If it depends on the layer of air they are talking about then it better have a decent filter and expect lots of seized fans...
2000RPM? (Score:4, Interesting)
Spinning a heat sink that weighs several ounces take a much more powerful motor than a plastic fan. I'd expect it's a to harder on the bearings (i.e. less reliable), and requires a lot more power than a traditional heatsink/fan setup.
Re:dust (Score:4, Interesting)
But...all my fans get a layer of dust on each fan blade. What are they doing differently that will stop this?
Your blades also have hundreds of millimeters of clearance between them, not fractions of a millimeter. As well, dust requires an electric charge to stick to something... plastic has a very large static charge that 'grabs' the dust... use a different material and the charge is neutral. Problem solved.

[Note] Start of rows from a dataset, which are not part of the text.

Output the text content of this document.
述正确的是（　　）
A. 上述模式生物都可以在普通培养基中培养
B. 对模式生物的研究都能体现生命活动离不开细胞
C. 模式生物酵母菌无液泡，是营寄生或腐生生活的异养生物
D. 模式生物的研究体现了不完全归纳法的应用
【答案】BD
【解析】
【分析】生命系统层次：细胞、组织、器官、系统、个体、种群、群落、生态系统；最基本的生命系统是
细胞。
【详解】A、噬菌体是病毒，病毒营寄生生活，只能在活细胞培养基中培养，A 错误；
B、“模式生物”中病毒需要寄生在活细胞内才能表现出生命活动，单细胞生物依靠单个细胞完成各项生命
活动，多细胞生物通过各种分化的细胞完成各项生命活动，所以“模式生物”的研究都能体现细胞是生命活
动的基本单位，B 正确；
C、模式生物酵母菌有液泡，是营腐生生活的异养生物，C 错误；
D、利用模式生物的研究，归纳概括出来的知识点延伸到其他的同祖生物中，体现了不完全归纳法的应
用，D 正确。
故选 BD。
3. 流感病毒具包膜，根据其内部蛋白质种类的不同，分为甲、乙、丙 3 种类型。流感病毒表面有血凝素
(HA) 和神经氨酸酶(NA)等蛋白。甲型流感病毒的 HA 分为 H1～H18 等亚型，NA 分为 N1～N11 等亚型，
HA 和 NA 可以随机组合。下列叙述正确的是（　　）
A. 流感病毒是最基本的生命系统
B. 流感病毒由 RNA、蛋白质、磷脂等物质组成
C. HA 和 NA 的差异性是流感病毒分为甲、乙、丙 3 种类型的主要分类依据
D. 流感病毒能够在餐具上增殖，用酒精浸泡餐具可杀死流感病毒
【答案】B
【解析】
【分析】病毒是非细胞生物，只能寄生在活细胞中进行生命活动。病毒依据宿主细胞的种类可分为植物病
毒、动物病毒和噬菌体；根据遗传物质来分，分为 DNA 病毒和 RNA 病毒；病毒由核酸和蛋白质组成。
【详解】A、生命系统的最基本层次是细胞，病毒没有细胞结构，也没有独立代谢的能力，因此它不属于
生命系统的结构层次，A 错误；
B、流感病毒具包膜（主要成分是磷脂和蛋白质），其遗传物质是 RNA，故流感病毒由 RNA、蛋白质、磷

Re:Air is a thermal insulator (Score:2, Interesting)
If your working fluid is moving fast enough, it stops mattering how conductive it is. The Reynolds number starts to dominate all the heat transfer coefficients. The problem with cooling is always the boundary layer, where the fluid stagnates and acts as an insulator. Sandia's found a way to minimize the boundary layer by shrinking the gap between heatsink and fan. Props to them.